As a strategic resource, rare earth elements were widely used in various industries, such as clean energy (Judge et al 2017), agricultural (Abdelnour et al 2019), military and other fields (Massari et al 2013), especially, the middle and heavy REEs were closely related to cutting-edge technology products (Dushyantha et al 2020). Ion-absorbed rare earth ores were the main source of medium and heavy REEs, which was widely distributed at seven provinces in southern China, such as Ganzhou area, Jiangxi (Tang et al 2018). Numerous scholars (Bao et al 2008) have discovered that REEs attached to ion absorbed REM were easily desorbed through ion exchange when encountering with positive ions (such as Na+, NH4+ and H+). However, the leaching process of REM using ammonium sulfate in forms of the pool leaching, dump leaching and in-situ leaching (Liu et al 2014) might not only induced the release of associated toxic metals (Liu et al 2020), but also resulted in a series of environmental issues, such as co-pollution of associated toxic metals and REEs, soil fertility degradation, land desertification, headwater pollution and downstream farmland damage (Xie et al 2020, Feng et al 2012, Zhou et al 2015). Furthermore, these pollutants (ammonium nitrogen, associated toxic metals and REEs) remained in REM potentially polluted the surface water and groundwater through surface runoff and leakage, which posed serious health risks to humans (Huang et al 2009, Rao et al 2017). Thus, abandoned rare earth mine disposal and restoration were especially urgent.
Recently, compared with traditional engineering techniques for remediating contaminated soil, phytoremediation was a convenient, cost-effective, non-destructive and promising solution for extracting pollutants from contaminated soil, especially the sites with contamination spread over a large area (Wang et al 2017, Cioica et al 2019, Punia 2019). It was well known that toxic metals and other pollutants in the contaminated soil were extracted by plant accumulation in harvestable shoot parts (phytoextraction) or root uptake and translocation into shoots (phytostabilization) (Pedron et al 2011, Banerjee et al 2016). After phytoextraction, these harvestable plants could be disposed of incinerated to provide thermal energy or recover valuable metals (Sas-Nowosielska et al 2004). However, restoration of ion-absorbed REM was extremely slow and difficult owing to the hostile growing conditions, such as lack of organic matter and toxic metals contamination (Pang et al 2003). Thus, the appropriate plant species selection to resist these unfavorable conditions was essential for rehabilitating abandoned rare earth mines.
Vetiver grass, as a fast-growing perennial C4 grass, possessed tall stem (1-2m) and extensive strong root system (up to 3-4m deep) (Vargas et al 2015). Moreover, vetiver was very popular in India due to its special economic value including its roots could be processed into volatile essential oil and leaves could be used as feeds for cattle, goats and horses (Chen et al 2020). Importantly, vetiver grass tolerated various adverse conditions, such as prolonged drought, extreme temperatures, acidity, alkalinity and high concentrations of toxic metals (Danh et al 2009, Roongtanakiat et al 2008).
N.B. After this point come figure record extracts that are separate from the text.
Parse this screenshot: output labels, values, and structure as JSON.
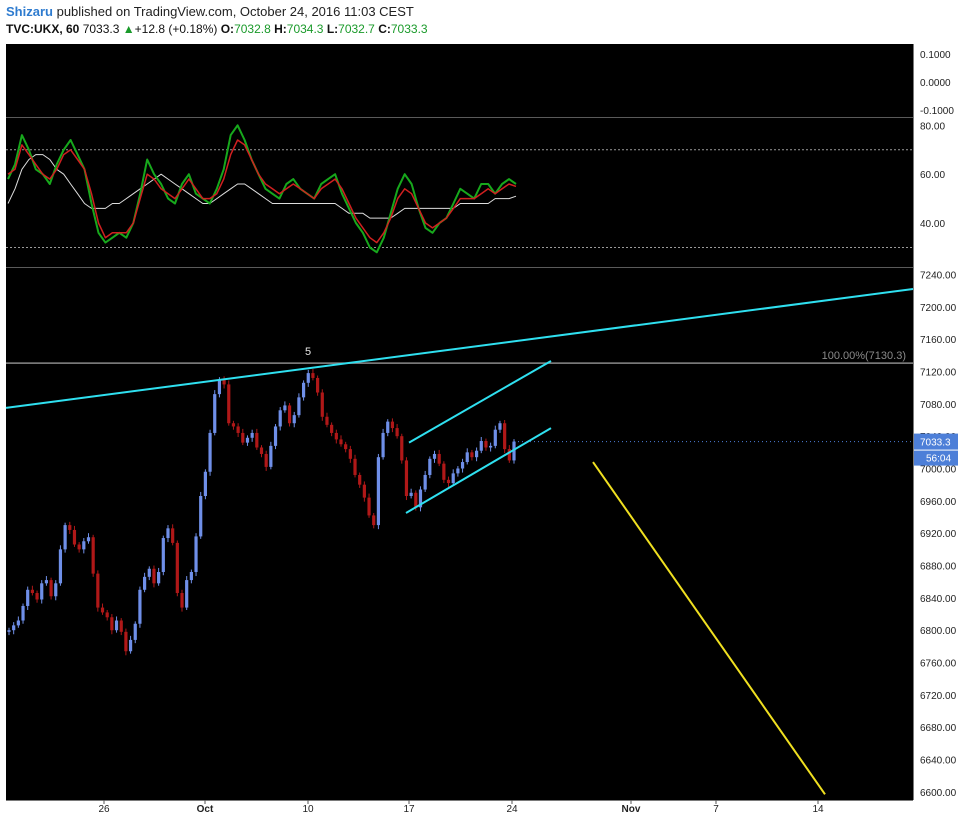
{
  "header": {
    "author": "Shizaru",
    "published_text": "published on TradingView.com, October 24, 2016 11:03 CEST",
    "symbol": "TVC:UKX, 60",
    "last": "7033.3",
    "change_arrow": "▲",
    "change": "+12.8 (+0.18%)",
    "o_label": "O:",
    "o_value": "7032.8",
    "h_label": "H:",
    "h_value": "7034.3",
    "l_label": "L:",
    "l_value": "7032.7",
    "c_label": "C:",
    "c_value": "7033.3"
  },
  "colors": {
    "background": "#000000",
    "up_candle": "#6f8fe8",
    "down_candle": "#b01818",
    "channel_line": "#2fe0f0",
    "projection_line": "#f0e020",
    "fib_line": "#8a8a8a",
    "rsi_fast": "#17a81c",
    "rsi_slow": "#d02020",
    "rsi_avg": "#dddddd",
    "price_tag": "#4d7fd8"
  },
  "chart_data": [
    {
      "type": "line",
      "panel": "top-indicator",
      "y_ticks": [
        "0.1000",
        "0.0000",
        "-0.1000"
      ]
    },
    {
      "type": "line",
      "panel": "oscillator",
      "y_ticks": [
        "80.00",
        "60.00",
        "40.00"
      ],
      "reference_levels": [
        70,
        30
      ],
      "ylim": [
        22,
        83
      ],
      "series": [
        {
          "values": [
            58,
            64,
            76,
            70,
            62,
            60,
            56,
            64,
            70,
            74,
            68,
            62,
            48,
            36,
            32,
            34,
            36,
            34,
            40,
            52,
            66,
            60,
            56,
            50,
            48,
            56,
            60,
            52,
            50,
            48,
            54,
            62,
            76,
            80,
            74,
            66,
            60,
            54,
            52,
            50,
            56,
            58,
            54,
            52,
            50,
            56,
            58,
            60,
            52,
            46,
            40,
            36,
            30,
            28,
            34,
            44,
            54,
            60,
            56,
            46,
            38,
            36,
            40,
            42,
            48,
            54,
            52,
            50,
            56,
            56,
            52,
            56,
            58,
            56
          ]
        },
        {
          "values": [
            60,
            62,
            72,
            68,
            64,
            60,
            58,
            62,
            68,
            70,
            66,
            62,
            52,
            40,
            34,
            36,
            36,
            36,
            40,
            50,
            60,
            58,
            54,
            52,
            50,
            54,
            58,
            54,
            50,
            50,
            52,
            58,
            68,
            74,
            72,
            66,
            60,
            56,
            54,
            52,
            54,
            56,
            54,
            52,
            50,
            54,
            56,
            58,
            54,
            48,
            42,
            38,
            34,
            32,
            36,
            42,
            50,
            54,
            52,
            46,
            40,
            38,
            40,
            42,
            46,
            50,
            50,
            50,
            52,
            54,
            52,
            54,
            56,
            55
          ]
        },
        {
          "values": [
            48,
            54,
            62,
            66,
            68,
            68,
            66,
            62,
            60,
            56,
            52,
            48,
            46,
            46,
            46,
            48,
            48,
            50,
            52,
            54,
            56,
            58,
            60,
            58,
            56,
            54,
            52,
            50,
            48,
            48,
            50,
            52,
            54,
            56,
            56,
            54,
            52,
            50,
            48,
            48,
            48,
            48,
            48,
            48,
            48,
            48,
            48,
            48,
            46,
            44,
            44,
            44,
            42,
            42,
            42,
            42,
            44,
            46,
            46,
            46,
            46,
            46,
            46,
            46,
            46,
            48,
            48,
            48,
            48,
            48,
            50,
            50,
            50,
            51
          ]
        }
      ]
    },
    {
      "type": "candlestick",
      "panel": "price",
      "title": "",
      "ylim": [
        6590,
        7248
      ],
      "y_ticks": [
        7240,
        7200,
        7160,
        7120,
        7080,
        7040,
        7000,
        6960,
        6920,
        6880,
        6840,
        6800,
        6760,
        6720,
        6680,
        6640,
        6600
      ],
      "x_ticks": [
        "26",
        "Oct",
        "10",
        "17",
        "24",
        "Nov",
        "7",
        "14"
      ],
      "close_path": [
        6800,
        6806,
        6812,
        6830,
        6850,
        6846,
        6838,
        6858,
        6862,
        6842,
        6858,
        6900,
        6930,
        6924,
        6906,
        6900,
        6910,
        6915,
        6870,
        6828,
        6822,
        6816,
        6800,
        6812,
        6798,
        6774,
        6788,
        6808,
        6850,
        6866,
        6876,
        6858,
        6872,
        6914,
        6926,
        6908,
        6846,
        6828,
        6862,
        6872,
        6916,
        6966,
        6996,
        7044,
        7092,
        7110,
        7104,
        7056,
        7052,
        7044,
        7032,
        7038,
        7044,
        7026,
        7018,
        7002,
        7028,
        7052,
        7072,
        7078,
        7056,
        7066,
        7088,
        7106,
        7118,
        7112,
        7094,
        7064,
        7054,
        7044,
        7036,
        7030,
        7024,
        7012,
        6992,
        6980,
        6964,
        6942,
        6930,
        7014,
        7044,
        7058,
        7050,
        7040,
        7010,
        6966,
        6970,
        6952,
        6974,
        6992,
        7012,
        7018,
        7006,
        6986,
        6982,
        6994,
        7000,
        7008,
        7020,
        7014,
        7022,
        7034,
        7026,
        7028,
        7048,
        7056,
        7024,
        7010,
        7033.3
      ],
      "channel_upper": [
        [
          7033,
          7032
        ],
        [
          7131,
          7133
        ]
      ],
      "channel_lower": [
        [
          7027,
          6945
        ],
        [
          7141,
          7050
        ]
      ],
      "rising_line_y_at_left": 7075,
      "rising_line_y_at_right": 7222,
      "fib_level": {
        "label": "100.00%(7130.3)",
        "value": 7130.3
      },
      "wave_label": "5",
      "last_price": "7033.3",
      "countdown": "56:04"
    }
  ]
}
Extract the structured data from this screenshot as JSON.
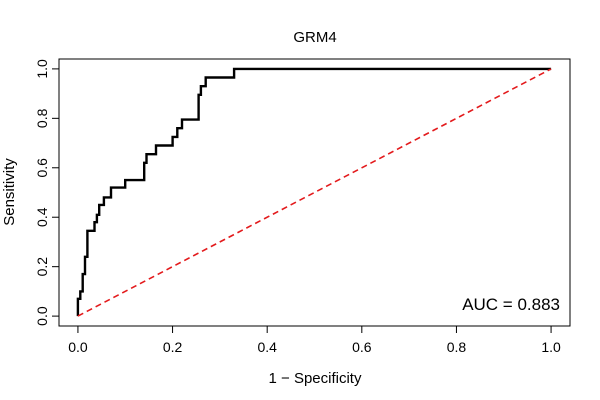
{
  "chart_data": {
    "type": "line",
    "title": "GRM4",
    "xlabel": "1 − Specificity",
    "ylabel": "Sensitivity",
    "xlim": [
      -0.04,
      1.04
    ],
    "ylim": [
      -0.04,
      1.04
    ],
    "x_ticks": [
      "0.0",
      "0.2",
      "0.4",
      "0.6",
      "0.8",
      "1.0"
    ],
    "y_ticks": [
      "0.0",
      "0.2",
      "0.4",
      "0.6",
      "0.8",
      "1.0"
    ],
    "annotation": "AUC = 0.883",
    "grid": false,
    "series": [
      {
        "color": "#000000",
        "style": "solid-step",
        "x": [
          0,
          0,
          0.005,
          0.005,
          0.01,
          0.01,
          0.015,
          0.015,
          0.02,
          0.02,
          0.025,
          0.025,
          0.035,
          0.035,
          0.04,
          0.04,
          0.045,
          0.045,
          0.055,
          0.055,
          0.07,
          0.07,
          0.1,
          0.1,
          0.14,
          0.14,
          0.145,
          0.145,
          0.165,
          0.165,
          0.2,
          0.2,
          0.21,
          0.21,
          0.22,
          0.22,
          0.255,
          0.255,
          0.26,
          0.26,
          0.27,
          0.27,
          0.28,
          0.28,
          0.33,
          0.33,
          1.0
        ],
        "y": [
          0,
          0.07,
          0.07,
          0.1,
          0.1,
          0.17,
          0.17,
          0.24,
          0.24,
          0.345,
          0.345,
          0.345,
          0.345,
          0.38,
          0.38,
          0.41,
          0.41,
          0.45,
          0.45,
          0.48,
          0.48,
          0.52,
          0.52,
          0.55,
          0.55,
          0.62,
          0.62,
          0.655,
          0.655,
          0.69,
          0.69,
          0.725,
          0.725,
          0.76,
          0.76,
          0.795,
          0.795,
          0.895,
          0.895,
          0.93,
          0.93,
          0.965,
          0.965,
          0.965,
          0.965,
          1.0,
          1.0
        ]
      },
      {
        "color": "#e31a1c",
        "style": "dashed",
        "x": [
          0,
          1
        ],
        "y": [
          0,
          1
        ]
      }
    ]
  }
}
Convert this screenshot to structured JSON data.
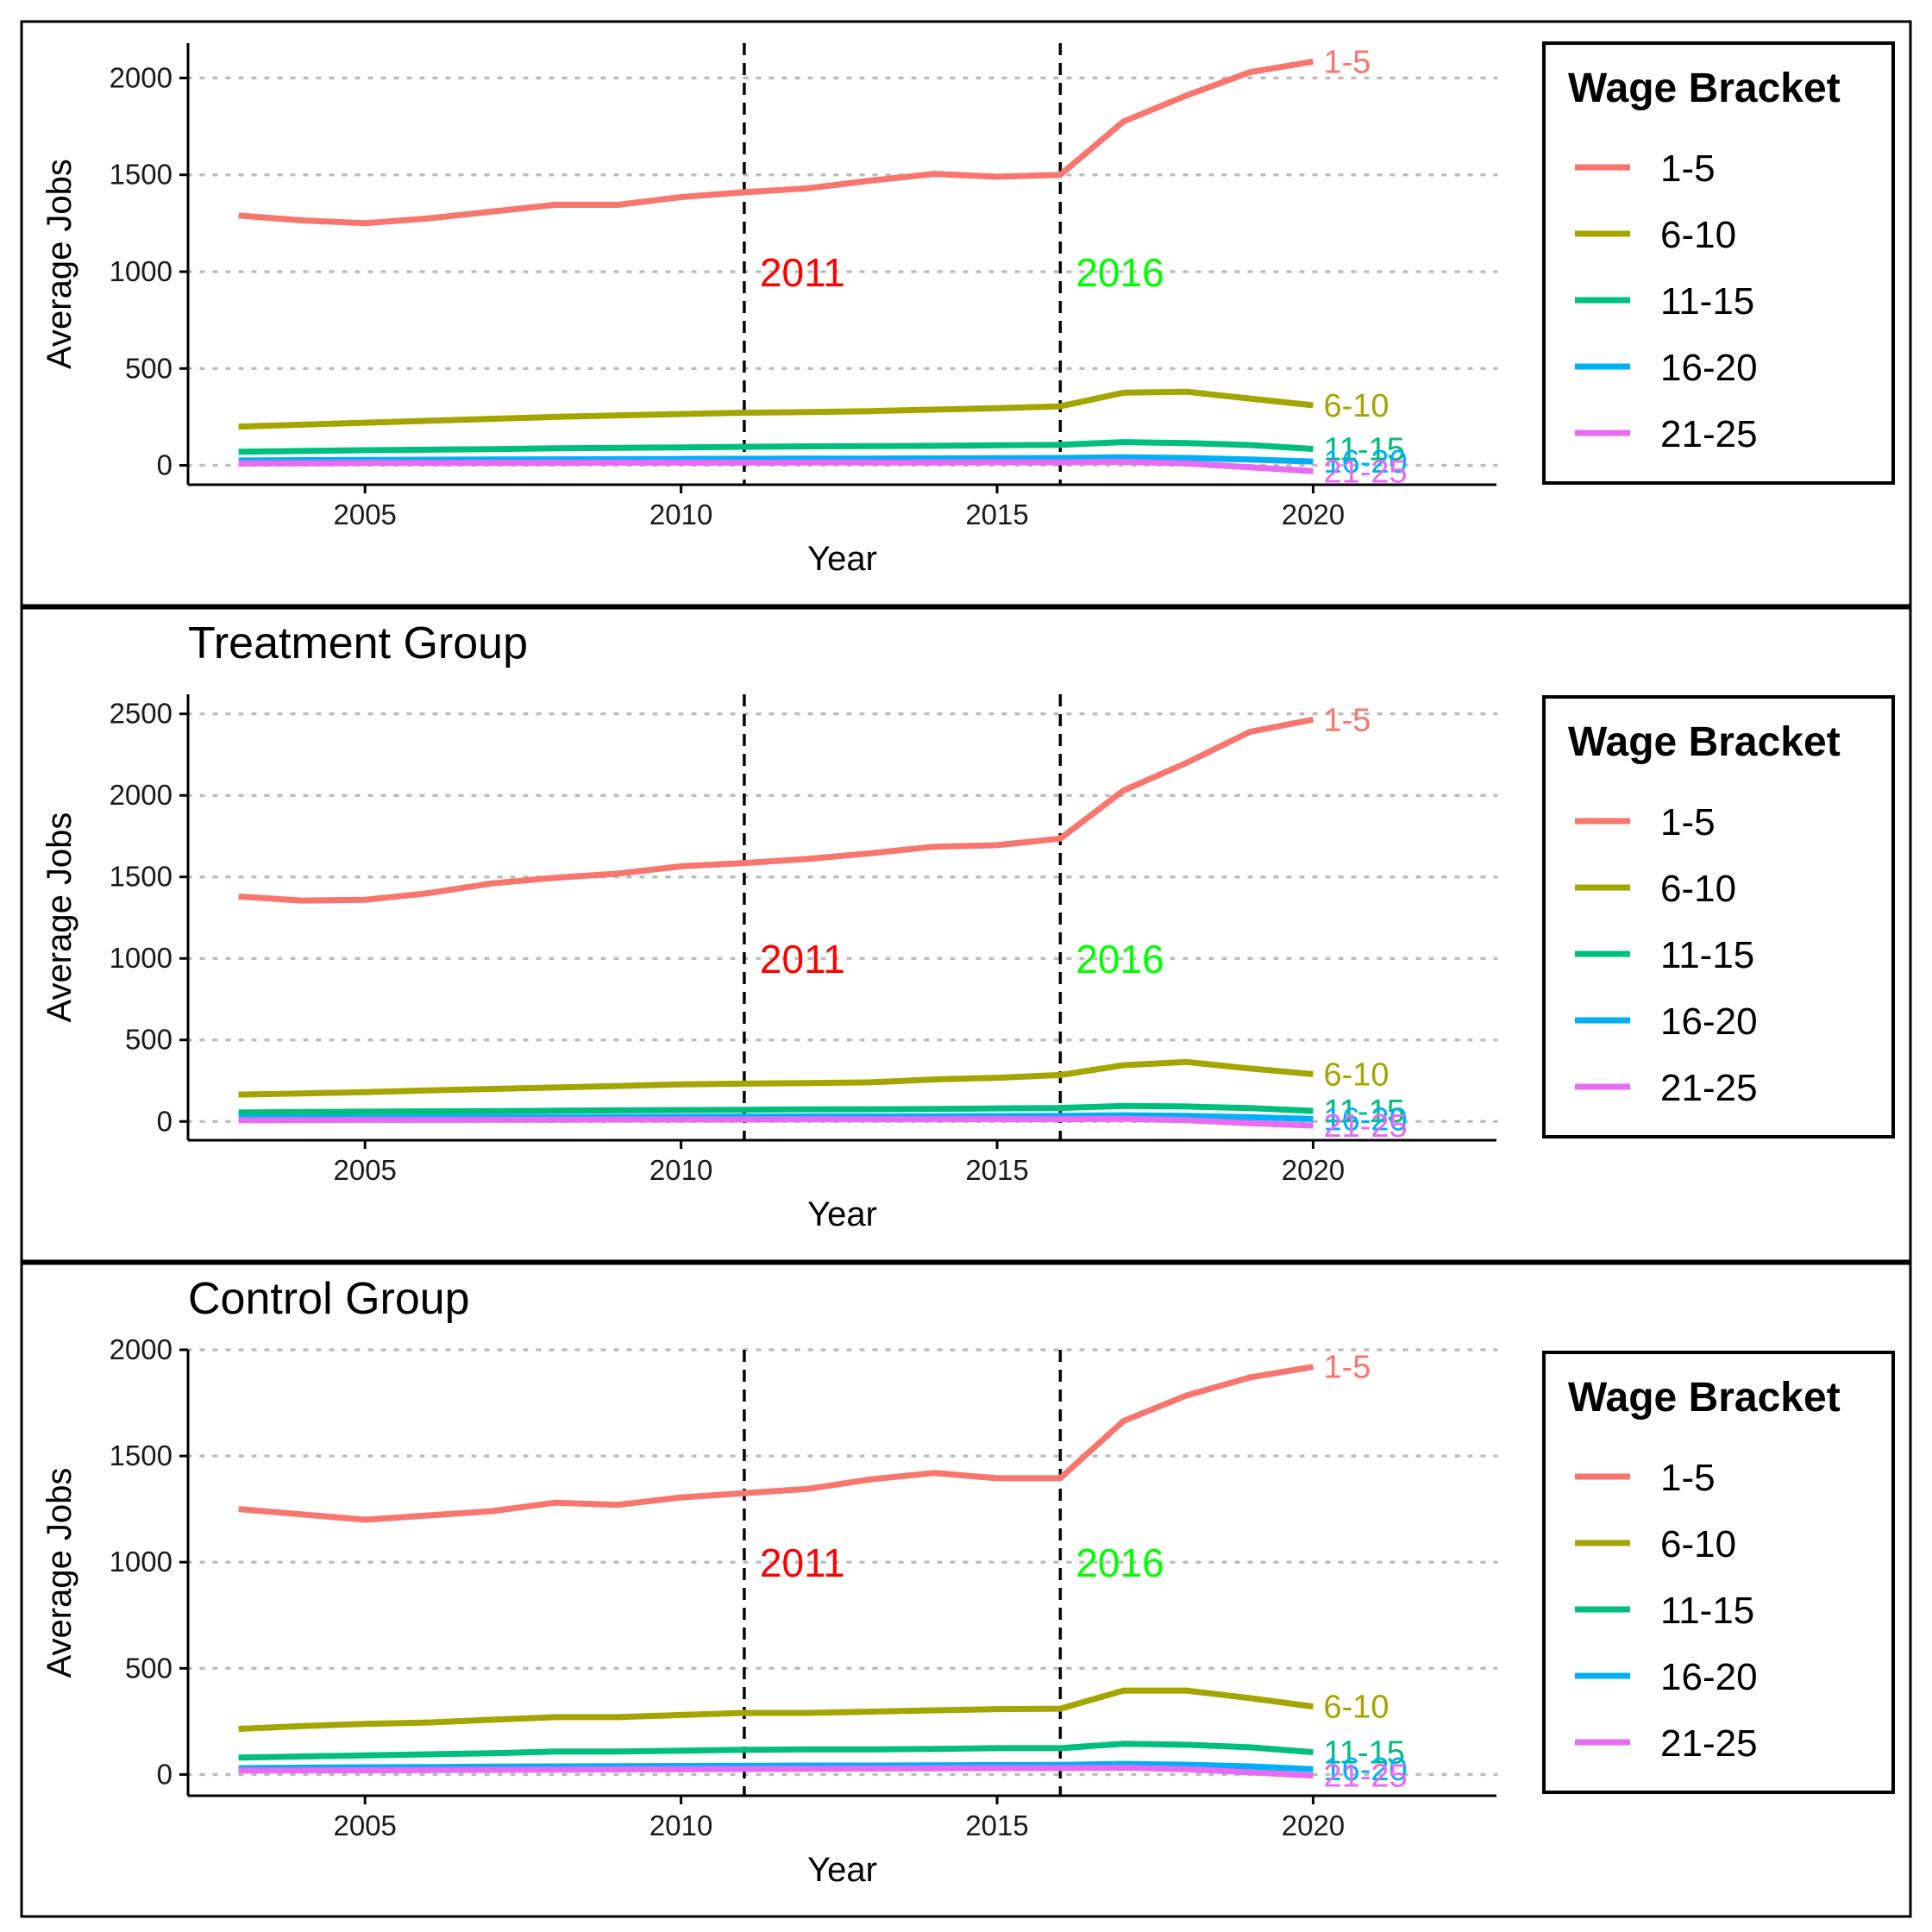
{
  "legend": {
    "title": "Wage Bracket",
    "entries": [
      {
        "label": "1-5",
        "color": "#F8766D"
      },
      {
        "label": "6-10",
        "color": "#A3A500"
      },
      {
        "label": "11-15",
        "color": "#00BF7D"
      },
      {
        "label": "16-20",
        "color": "#00B0F6"
      },
      {
        "label": "21-25",
        "color": "#E76BF3"
      }
    ]
  },
  "chart_data": [
    {
      "type": "line",
      "title": "",
      "xlabel": "Year",
      "ylabel": "Average Jobs",
      "xlim": [
        2002.2,
        2022.9
      ],
      "ylim": [
        -100,
        2180
      ],
      "xticks": [
        2005,
        2010,
        2015,
        2020
      ],
      "yticks": [
        0,
        500,
        1000,
        1500,
        2000
      ],
      "grid": "dotted horizontal",
      "legend_position": "right",
      "vlines": [
        {
          "x": 2011,
          "label": "2011",
          "color": "#FF0000",
          "label_y": 1000
        },
        {
          "x": 2016,
          "label": "2016",
          "color": "#00FF00",
          "label_y": 1000
        }
      ],
      "x": [
        2003,
        2004,
        2005,
        2006,
        2007,
        2008,
        2009,
        2010,
        2011,
        2012,
        2013,
        2014,
        2015,
        2016,
        2017,
        2018,
        2019,
        2020
      ],
      "series": [
        {
          "name": "1-5",
          "color": "#F8766D",
          "values": [
            1290,
            1265,
            1250,
            1275,
            1310,
            1345,
            1345,
            1385,
            1410,
            1430,
            1470,
            1505,
            1490,
            1500,
            1775,
            1910,
            2030,
            2085
          ]
        },
        {
          "name": "6-10",
          "color": "#A3A500",
          "values": [
            200,
            210,
            220,
            230,
            240,
            250,
            258,
            265,
            272,
            275,
            280,
            288,
            295,
            305,
            375,
            380,
            345,
            310
          ]
        },
        {
          "name": "11-15",
          "color": "#00BF7D",
          "values": [
            70,
            74,
            78,
            81,
            84,
            88,
            90,
            93,
            96,
            98,
            99,
            101,
            104,
            106,
            120,
            115,
            105,
            85
          ]
        },
        {
          "name": "16-20",
          "color": "#00B0F6",
          "values": [
            25,
            27,
            28,
            29,
            30,
            31,
            32,
            33,
            34,
            35,
            35,
            36,
            37,
            38,
            42,
            38,
            30,
            20
          ]
        },
        {
          "name": "21-25",
          "color": "#E76BF3",
          "values": [
            10,
            11,
            12,
            12,
            13,
            13,
            14,
            14,
            14,
            15,
            15,
            15,
            16,
            16,
            18,
            10,
            -10,
            -30
          ]
        }
      ]
    },
    {
      "type": "line",
      "title": "Treatment Group",
      "xlabel": "Year",
      "ylabel": "Average Jobs",
      "xlim": [
        2002.2,
        2022.9
      ],
      "ylim": [
        -115,
        2620
      ],
      "xticks": [
        2005,
        2010,
        2015,
        2020
      ],
      "yticks": [
        0,
        500,
        1000,
        1500,
        2000,
        2500
      ],
      "grid": "dotted horizontal",
      "legend_position": "right",
      "vlines": [
        {
          "x": 2011,
          "label": "2011",
          "color": "#FF0000",
          "label_y": 1000
        },
        {
          "x": 2016,
          "label": "2016",
          "color": "#00FF00",
          "label_y": 1000
        }
      ],
      "x": [
        2003,
        2004,
        2005,
        2006,
        2007,
        2008,
        2009,
        2010,
        2011,
        2012,
        2013,
        2014,
        2015,
        2016,
        2017,
        2018,
        2019,
        2020
      ],
      "series": [
        {
          "name": "1-5",
          "color": "#F8766D",
          "values": [
            1380,
            1355,
            1360,
            1400,
            1460,
            1495,
            1520,
            1565,
            1585,
            1610,
            1645,
            1685,
            1695,
            1735,
            2030,
            2200,
            2390,
            2465
          ]
        },
        {
          "name": "6-10",
          "color": "#A3A500",
          "values": [
            165,
            172,
            180,
            190,
            200,
            208,
            218,
            228,
            232,
            235,
            240,
            258,
            268,
            285,
            345,
            365,
            325,
            290
          ]
        },
        {
          "name": "11-15",
          "color": "#00BF7D",
          "values": [
            55,
            58,
            60,
            62,
            64,
            66,
            68,
            70,
            72,
            74,
            75,
            77,
            80,
            83,
            95,
            92,
            82,
            65
          ]
        },
        {
          "name": "16-20",
          "color": "#00B0F6",
          "values": [
            22,
            23,
            24,
            25,
            26,
            27,
            28,
            29,
            30,
            31,
            31,
            32,
            33,
            34,
            38,
            34,
            27,
            15
          ]
        },
        {
          "name": "21-25",
          "color": "#E76BF3",
          "values": [
            8,
            9,
            10,
            10,
            11,
            11,
            12,
            12,
            12,
            13,
            13,
            13,
            14,
            14,
            16,
            8,
            -10,
            -25
          ]
        }
      ]
    },
    {
      "type": "line",
      "title": "Control Group",
      "xlabel": "Year",
      "ylabel": "Average Jobs",
      "xlim": [
        2002.2,
        2022.9
      ],
      "ylim": [
        -100,
        2000
      ],
      "xticks": [
        2005,
        2010,
        2015,
        2020
      ],
      "yticks": [
        0,
        500,
        1000,
        1500,
        2000
      ],
      "grid": "dotted horizontal",
      "legend_position": "right",
      "vlines": [
        {
          "x": 2011,
          "label": "2011",
          "color": "#FF0000",
          "label_y": 1000
        },
        {
          "x": 2016,
          "label": "2016",
          "color": "#00FF00",
          "label_y": 1000
        }
      ],
      "x": [
        2003,
        2004,
        2005,
        2006,
        2007,
        2008,
        2009,
        2010,
        2011,
        2012,
        2013,
        2014,
        2015,
        2016,
        2017,
        2018,
        2019,
        2020
      ],
      "series": [
        {
          "name": "1-5",
          "color": "#F8766D",
          "values": [
            1250,
            1225,
            1200,
            1220,
            1240,
            1280,
            1270,
            1305,
            1325,
            1345,
            1390,
            1420,
            1395,
            1395,
            1665,
            1785,
            1870,
            1920
          ]
        },
        {
          "name": "6-10",
          "color": "#A3A500",
          "values": [
            215,
            228,
            238,
            245,
            258,
            270,
            270,
            280,
            290,
            290,
            296,
            302,
            308,
            310,
            395,
            395,
            360,
            320
          ]
        },
        {
          "name": "11-15",
          "color": "#00BF7D",
          "values": [
            80,
            85,
            90,
            95,
            100,
            108,
            108,
            112,
            116,
            118,
            118,
            120,
            124,
            124,
            145,
            140,
            128,
            105
          ]
        },
        {
          "name": "16-20",
          "color": "#00B0F6",
          "values": [
            30,
            32,
            34,
            35,
            37,
            38,
            39,
            40,
            41,
            42,
            42,
            43,
            44,
            45,
            50,
            46,
            38,
            25
          ]
        },
        {
          "name": "21-25",
          "color": "#E76BF3",
          "values": [
            18,
            19,
            20,
            21,
            22,
            23,
            24,
            25,
            26,
            27,
            28,
            29,
            30,
            30,
            32,
            25,
            10,
            -5
          ]
        }
      ]
    }
  ]
}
Thus, among various types of plants, vetiver grass was considered to be one of the most promising plants for mine restoration due to its unique morphological and physiological characteristics (Shu et al 2002). Nevertheless, recent studies of vetiver grass have solely reported on the soil erosion control (Mondal et al 2020), landfill rehabilitation and mine site stabilization, such as iron ore mine, gold mine tailings, coal mines and lead mine tailings (Banerjee et al 2019, Wari et al 2019). There were currently few researches that have been tested to evaluate the extraction capacity of REEs and Non-REEs using Vetiver grass from abandoned ion-absorbed rare earth mines.
Therefore, the objectives of the present study were (1) to determine physical-chemical parameters and toxic metals content of contaminated sites, (2) to explore the feasibility analysis for vegetation restoration of rare earth mine, (3) to investigate toxic metals uptake ability of the roots and shoots of vetiver and (4) to assess the transportation of these toxic metals in the soil-vetiver grass system.